The permanent exhibition at the South Tyrol Museum of Archaeology is dedicated entirely to Ötzi, the Iceman. It is housed on three floors of the Museum and displays everything of interest about the world’s most famous glacier mummy. The exhibition covers the circumstances surrounding Ötzi’s accidental discovery on 19 September 1991, the international media response, the original finds themselves (the mummy together with his clothing and equipment), daily life in the Copper Age and multidisciplinary research carried out on the find of the century. A highlight of the exhibition is the life-like reconstruction of the Iceman, which vividly portrays how the Iceman may have looked during his lifetime.


Ground floor

Story behind the discovery, media response

When the Iceman was discovered in 1991 and turned out to be a well-preserved relic of the late Stone Age, he rapidly became the focus of world media limelight. Browse through the quirky cream of national and international media reporting and see how Ötzi turned into a media star overnight.


1st floor

Original finds (mummy, clothing, equipment)

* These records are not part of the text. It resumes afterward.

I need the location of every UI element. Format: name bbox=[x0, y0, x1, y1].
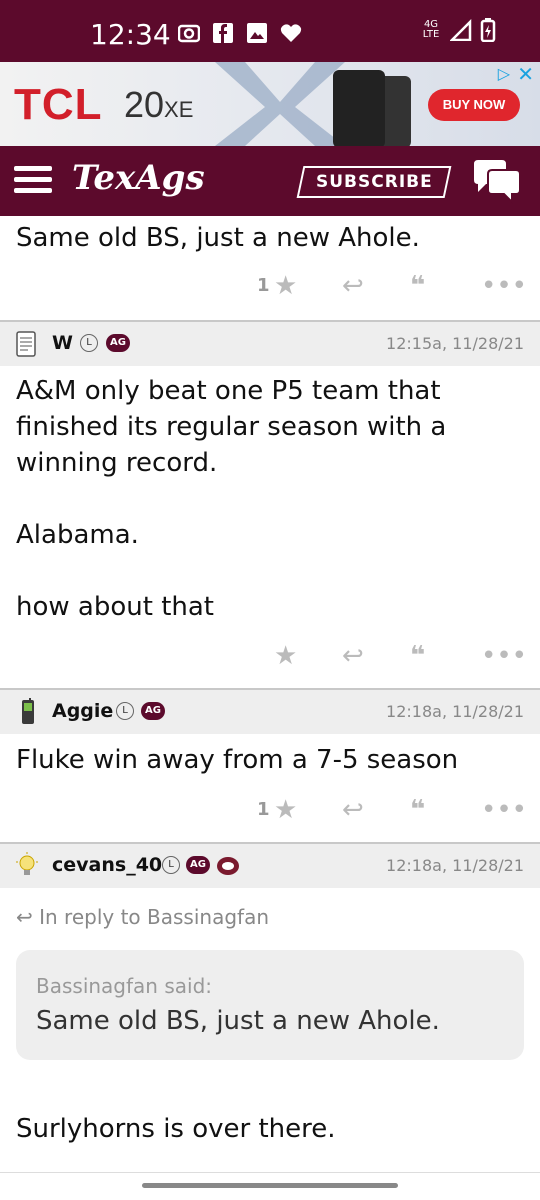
like-count: 1 bbox=[257, 275, 270, 296]
post-body: Surlyhorns is over there. bbox=[16, 1114, 336, 1144]
notepad-avatar-icon bbox=[16, 331, 36, 357]
chat-icon[interactable] bbox=[472, 160, 522, 204]
ad-brand: TCL bbox=[14, 80, 103, 129]
more-icon[interactable]: ••• bbox=[481, 790, 527, 830]
ad-banner[interactable]: TCL 20XE BUY NOW ▷ ✕ bbox=[0, 62, 540, 146]
more-icon[interactable]: ••• bbox=[481, 636, 527, 676]
post-header: cevans_40 L AG 12:18a, 11/28/21 bbox=[0, 844, 540, 888]
quote-icon[interactable]: ❝ bbox=[410, 636, 425, 676]
badge-ag: AG bbox=[141, 702, 165, 720]
post-body: Fluke win away from a 7-5 season bbox=[16, 745, 459, 775]
post-actions: 1 ★ ↩ ❝ ••• bbox=[0, 266, 540, 306]
lightbulb-avatar-icon bbox=[16, 852, 38, 875]
status-time: 12:34 bbox=[90, 18, 171, 51]
site-header: TexAgs SUBSCRIBE bbox=[0, 146, 540, 216]
subscribe-button[interactable]: SUBSCRIBE bbox=[296, 166, 452, 198]
badge-l: L bbox=[116, 702, 134, 720]
post-body: A&M only beat one P5 team that finished … bbox=[16, 376, 447, 622]
quote-icon[interactable]: ❝ bbox=[410, 266, 425, 306]
quote-text: Same old BS, just a new Ahole. bbox=[36, 1006, 440, 1036]
network-type: 4G LTE bbox=[422, 19, 440, 40]
badge-l: L bbox=[162, 856, 180, 874]
star-icon[interactable]: ★ bbox=[274, 266, 297, 306]
signal-icon bbox=[450, 19, 472, 41]
hamburger-menu-icon[interactable] bbox=[14, 166, 52, 194]
badge-ag: AG bbox=[106, 334, 130, 352]
badge-l: L bbox=[80, 334, 98, 352]
reply-reference[interactable]: ↩ In reply to Bassinagfan bbox=[16, 905, 269, 929]
post-timestamp: 12:18a, 11/28/21 bbox=[386, 702, 524, 721]
system-status: 4G LTE bbox=[420, 18, 496, 42]
heart-icon bbox=[280, 22, 302, 44]
status-bar: 12:34 4G LTE bbox=[0, 0, 540, 62]
reply-icon[interactable]: ↩ bbox=[342, 636, 364, 676]
post-timestamp: 12:15a, 11/28/21 bbox=[386, 334, 524, 353]
ad-model: 20XE bbox=[124, 84, 194, 125]
post-header: Aggie L AG 12:18a, 11/28/21 bbox=[0, 690, 540, 734]
badge-ag: AG bbox=[186, 856, 210, 874]
post-actions: 1 ★ ↩ ❝ ••• bbox=[0, 790, 540, 830]
post-timestamp: 12:18a, 11/28/21 bbox=[386, 856, 524, 875]
ad-choices-icon[interactable]: ▷ bbox=[498, 64, 510, 83]
facebook-icon bbox=[212, 22, 234, 44]
nav-separator bbox=[0, 1172, 540, 1173]
battery-icon bbox=[480, 18, 496, 42]
gesture-home-bar[interactable] bbox=[142, 1183, 398, 1188]
post-body: Same old BS, just a new Ahole. bbox=[16, 223, 420, 253]
username[interactable]: cevans_40 bbox=[52, 854, 162, 876]
more-icon[interactable]: ••• bbox=[481, 266, 527, 306]
cellphone-avatar-icon bbox=[22, 698, 34, 724]
buy-now-button[interactable]: BUY NOW bbox=[428, 89, 520, 121]
notification-icons bbox=[178, 22, 302, 44]
camera-notification-icon bbox=[178, 22, 200, 44]
username[interactable]: W bbox=[52, 332, 73, 354]
team-logo-icon bbox=[217, 857, 239, 875]
quote-icon[interactable]: ❝ bbox=[410, 790, 425, 830]
star-icon[interactable]: ★ bbox=[274, 790, 297, 830]
ad-close-icon[interactable]: ✕ bbox=[517, 62, 534, 86]
site-logo[interactable]: TexAgs bbox=[72, 158, 205, 198]
post-actions: ★ ↩ ❝ ••• bbox=[0, 636, 540, 676]
post-header: W L AG 12:15a, 11/28/21 bbox=[0, 322, 540, 366]
image-icon bbox=[246, 22, 268, 44]
reply-icon[interactable]: ↩ bbox=[342, 266, 364, 306]
username[interactable]: Aggie bbox=[52, 700, 113, 722]
like-count: 1 bbox=[257, 799, 270, 820]
star-icon[interactable]: ★ bbox=[274, 636, 297, 676]
reply-icon[interactable]: ↩ bbox=[342, 790, 364, 830]
quote-block: Bassinagfan said: Same old BS, just a ne… bbox=[16, 950, 524, 1060]
reply-icon: ↩ bbox=[16, 905, 40, 929]
ad-phone-front bbox=[333, 70, 385, 146]
quote-author: Bassinagfan said: bbox=[36, 974, 212, 998]
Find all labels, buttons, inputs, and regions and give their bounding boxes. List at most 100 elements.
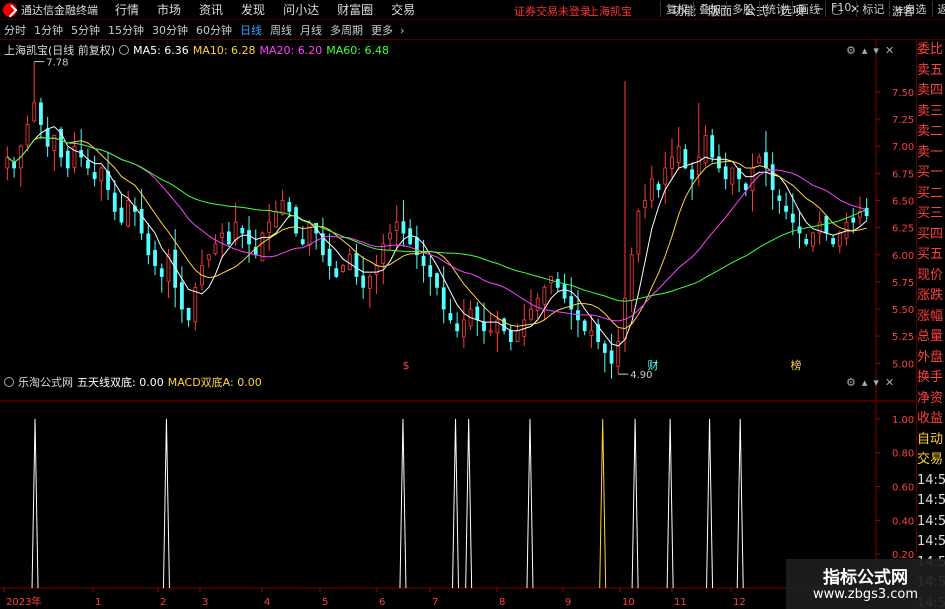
side-label: 买四: [917, 226, 944, 242]
tab-intraday[interactable]: 分时: [0, 22, 30, 38]
tab-monthly[interactable]: 月线: [296, 22, 326, 38]
settings-icon[interactable]: ⚙: [846, 376, 856, 389]
y-tick-label: 6.75: [892, 169, 914, 180]
candle-body: [602, 343, 607, 353]
tool-statistics[interactable]: 统计: [759, 1, 792, 17]
tool-adjust[interactable]: 复权: [660, 1, 693, 17]
tab-weekly[interactable]: 周线: [266, 22, 296, 38]
candle-body: [5, 156, 10, 169]
candle-body: [341, 265, 345, 272]
login-status[interactable]: 证券交易未登录: [514, 3, 591, 19]
side-label: 卖一: [917, 144, 944, 160]
tool-overlay[interactable]: 叠加: [693, 1, 726, 17]
candle-body: [25, 124, 30, 146]
menu-item-market[interactable]: 市场: [148, 1, 190, 18]
signal-spike: [162, 418, 170, 589]
indicator-legend: 乐淘公式网 五天线双底: 0.00 MACD双底A: 0.00: [4, 374, 262, 390]
tool-f10[interactable]: F10: [825, 1, 856, 17]
tool-multi-stock[interactable]: 多股: [726, 1, 759, 17]
candle-body: [790, 213, 795, 223]
side-label: 收益: [917, 411, 944, 426]
side-label: 委比: [917, 42, 944, 57]
gear-icon[interactable]: [119, 45, 130, 55]
x-tick-label: 8: [499, 597, 505, 608]
tab-30min[interactable]: 30分钟: [148, 22, 192, 38]
high-marker-label: 7.78: [46, 58, 68, 69]
y-tick-label: 7.25: [892, 115, 914, 126]
candle-body: [488, 330, 493, 333]
side-label: 买五: [917, 247, 944, 262]
arrow-up-icon[interactable]: ▴: [862, 44, 868, 57]
side-label: 买二: [917, 185, 944, 201]
close-panel-icon[interactable]: ✕: [885, 44, 894, 57]
candle-body: [32, 102, 37, 122]
ma5-label: MA5: 6.36: [133, 43, 189, 57]
event-marker: 榜: [791, 358, 802, 372]
candle-body: [334, 268, 339, 277]
menu-item-quotes[interactable]: 行情: [106, 1, 148, 18]
arrow-down-icon[interactable]: ▾: [873, 376, 879, 389]
candle-body: [589, 330, 594, 336]
arrow-up-icon[interactable]: ▴: [862, 376, 868, 389]
candle-body: [401, 221, 406, 234]
signal-spike: [599, 418, 607, 589]
menu-item-ask[interactable]: 问小达: [274, 1, 328, 18]
tool-mark[interactable]: 标记: [856, 1, 889, 17]
side-label: 涨跌: [917, 288, 944, 303]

Over 5,300 years deep-frozen in ice and snow have preserved not only Ötzi’s body, but his accoutrements and clothing as well. The original finds provide revealing insights into a human being’s day-to-day life at the end of the late Stone Age. You can view the Iceman through a window in his refrigerated cell in a separate area.


2nd floor

Life in the Copper Age, medical research, murder mystery, Ötzi reconstruction

Who was the Iceman? How did he live? What was he up to in the mountains? From what diseases did he suffer? And, first and foremost, what caused his death? In over 20 years’ research, more than 500 researchers have worked on Ötzi, his clothing and his accoutrements and profiled him in increasing detail.